Ma i rapporti fra l’Egitto e Hamas si sono deteriorati non soltanto in conseguenza della costruzione del muro sotterraneo. Il regime egiziano è sempre stato desideroso di riaffermare il proprio ruolo nel mondo arabo, e di risolvere il più rapidamente possibile la questione palestinese al fine di sbarazzarsi di un focolaio di instabilità ai propri confini. A tale scopo, esso ha a lungo cercato di mediare un accordo di riconciliazione tra Fatah e Hamas, chiedendo però delle condizioni ritenute inaccettabili da quest’ultimo. Il Cairo ha anche cercato di negoziare la liberazione del soldato israeliano Gilad Shalit, prigioniero di Hamas dal giugno del 2006, ma senza successo. Questa mediazione è ora passata in mani tedesche.

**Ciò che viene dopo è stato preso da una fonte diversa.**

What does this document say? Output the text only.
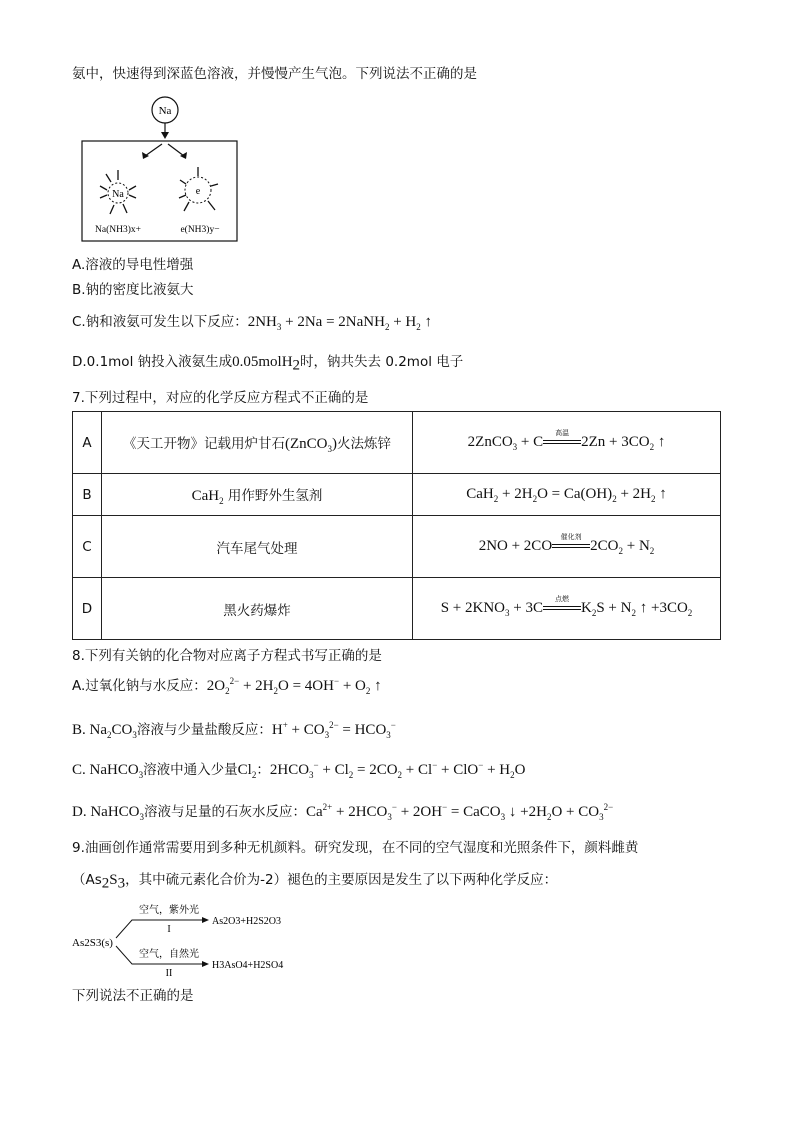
氨中，快速得到深蓝色溶液，并慢慢产生气泡。下列说法不正确的是
Na
Na	e
Na(NH3)x+	e(NH3)y−
A.溶液的导电性增强
B.钠的密度比液氨大
C.钠和液氨可发生以下反应：$2NH_3 + 2Na$ = 2NaNH$_2$ + $H_2$ ↑
D.0.1mol 钠投入液氨生成0.05molH$_2$时，钠共失去 0.2mol 电子
7.下列过程中，对应的化学反应方程式不正确的是
A	《天工开物》记载用炉甘石(ZnCO$_3$)火法炼锌	2ZnCO$_3$ + C
高温
$2Zn + 3CO_2$ ↑
B	CaH$_2$ 用作野外生氢剂	$CaH_2 + 2H_2O = Ca(OH)_2 + 2H_2$ ↑
C	汽车尾气处理	2NO + 2CO
催化剂
$2CO_2 + N_2$
D	黑火药爆炸	$S + 2KNO_3 + 3C$
点燃
$K_2S + N_2$ ↑ $+3CO_2$
8.下列有关钠的化合物对应离子方程式书写正确的是
A.过氧化钠与水反应：$2O_2^{2-} + 2H_2O = 4OH^- + O_2$ ↑
B. $Na_2CO_3$溶液与少量盐酸反应：$H^+ + CO_3^{2-} = HCO_3^-$
C. NaHCO$_3$溶液中通入少量$Cl_2$：$2HCO_3^- + Cl_2 = 2CO_2 + Cl^- + ClO^- + H_2O$
D. NaHCO$_3$溶液与足量的石灰水反应：$Ca^{2+} + 2HCO_3^- + 2OH^-$ = CaCO$_3$ ↓ $+2H_2O + CO_3^{2-}$
9.油画创作通常需要用到多种无机颜料。研究发现，在不同的空气湿度和光照条件下，颜料雌黄
（$As_2S_3$，其中硫元素化合价为-2）褪色的主要原因是发生了以下两种化学反应：
As2S3(s)
空气，紫外光
I
As2O3+H2S2O3
空气，自然光
II
H3AsO4+H2SO4
下列说法不正确的是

Il regime egiziano accusa ora Hamas di rappresentare una minaccia per la propria sicurezza nazionale. Il movimento islamico palestinese è accusato di aver concentrato le proprie proteste sulla chiusura del valico di Rafah, sul confine meridionale di Gaza controllato dall’Egitto, invece che sull’embargo israeliano, compromettendo in questo modo l’immagine dell’Egitto nel mondo arabo. Inoltre, ricevendo finanziamenti da Teheran, Hamas viene tacciato di essere una pedina nelle mani del regime iraniano ostile al fronte dei cosiddetti paesi arabi “moderati”, di cui l’Egitto fa parte. Molti giornalisti vicini al regime egiziano danno grande risalto a questa accusa. Vi è però chi ha ricordato che Hamas fu gettato tra le braccia dell’Iran dagli stessi paesi arabi moderati, i quali all’indomani della vittoria elettorale del movimento islamico palestinese (avvenuta a seguito di consultazioni ritenute ampiamente democratiche), lo hanno boicottato non meno di quanto hanno fatto Israele, l’Europa e gli Stati Uniti.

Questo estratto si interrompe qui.